Too bad for the potential purchasers, all of these OLED brands aren't available everywhere in the world.

Traveler's picture

I'd much rather have the judging done by 100 non "experts" in several uncontrolled lighting situations. The results would be far more more meaningful to actual buyers.

dommyluc's picture

Yes, that could be an interesting perspective!
Hey, I love S & V, and the people who work there and test and review products do one helluva great job for us great unwashed out here in the land who cannot go to 47 different A/V stores to compare products because it is not economically feasible for us, or because A/V outlets are too far away, or because of limited mobility. They have the experience and they know what they are talking about, and they also have a job that just about every reader here is envious of: being able to audition all kinds of audio and video products on the market.
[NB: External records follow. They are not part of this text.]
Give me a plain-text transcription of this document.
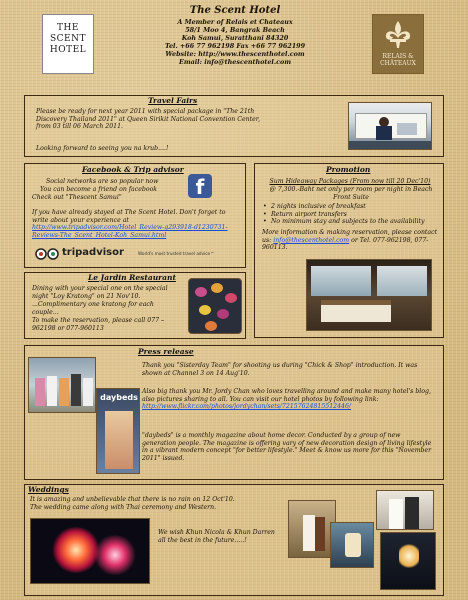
THE
SCENT
HOTEL
The Scent Hotel
A Member of Relais et Chateaux
58/1 Moo 4, Bangrak Beach
Koh Samui, Suratthani 84320
Tel. +66 77 962198 Fax +66 77 962199
Website: http://www.thescenthotel.com
Email: info@thescenthotel.com
RELAIS &
CHÂTEAUX
Travel Fairs
Please be ready for next year 2011 with special package in "The 21th Discovery Thailand 2011" at Queen Sirikit National Convention Center, from 03 till 06 March 2011.
Looking forward to seeing you na krub....!
Facebook & Trip advisor
Social networks are so popular now
You can become a friend on facebook
Check out "Thescent Samui"	f
If you have already stayed at The Scent Hotel. Don't forget to write about your experience at http://www.tripadvisor.com/Hotel_Review-g293918-d1230731-Reviews-The_Scent_Hotel-Koh_Samui.html
tripadvisor	World's most trusted travel advice™
Promotion
Sum Hideaway Packages (From now till 20 Dec'10)
@ 7,300.-Baht net only per room per night in Beach Front Suite
• 2 nights inclusive of breakfast
• Return airport transfers
• No minimum stay and subjects to the availability
More information & making reservation, please contact us: info@thescenthotel.com or Tel. 077-962198, 077-960113.
Le Jardin Restaurant
Dining with your special one on the special night "Loy Kratong" on 21 Nov'10.
...Complimentary one kratong for each couple...
To make the reservation, please call 077 –962198 or 077-960113
Press release
daybeds
Thank you "Sisterday Team" for shooting us during "Chick & Shop" introduction. It was shown at Channel 3 on 14 Aug'10.
Also big thank you Mr. Jordy Chan who loves travelling around and make many hotel's blog, also pictures sharing to all. You can visit our hotel photos by following link: http://www.flickr.com/photos/jordychan/sets/72157624815512446/
"daybeds" is a monthly magazine about home decor. Conducted by a group of new generation people. The magazine is offering vary of new decoration design of living lifestyle in a vibrant modern concept "for better lifestyle." Meet & know us more for this "November 2011" issued.
Weddings
It is amazing and unbelievable that there is no rain on 12 Oct'10.
The wedding came along with Thai ceremony and Western.
We wish Khun Nicola & Khun Darren all the best in the future.....!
But when we look for a new TV, we can't have 3 OLEDs and 3 LED/LCD sets sitting in our living rooms to make a comparison. The only thing we can really compare it to is the TV we own right at this moment that we are looking to replace.
Perhaps many of us cannot afford to buy the top-of-the-line models of audio/video equipment, but S & V helps with their test reports (which always have settings that, although S & V stresses they may vary with unit-to-unit samples, make a great starting point for making adjustments to the equipment. And their tips for improving your watching and listening environments also help immensely, although you would have to be fairly dense to think that any TV is going to look good with sunlight streaming into the window directly onto the TV screen, whether it be an OLED or an LED. I mean, some things are just common sense. That's what drapes and blinds is for, people! LOL!
But, like you said, it would be very interesting to see the perspective of an average (average, not stupid) A/V enthusiast and how they deal with uncontrolled lighting and listening situations to get the best results for their personal home theaters.

ings's picture

So unless you believe that the results were accurate to 4 significant figures (highly unlikely) this was actually a tie. Which is pretty much what you'd expect given Sony uses OLED panels manufactured by LG. So this is really a non-story.

The more interesting story to me is that it seems to confirm that with true high def (4K) high frame rate sources, the panel and not the signal path (i.e. TV processing) is mostly what matters.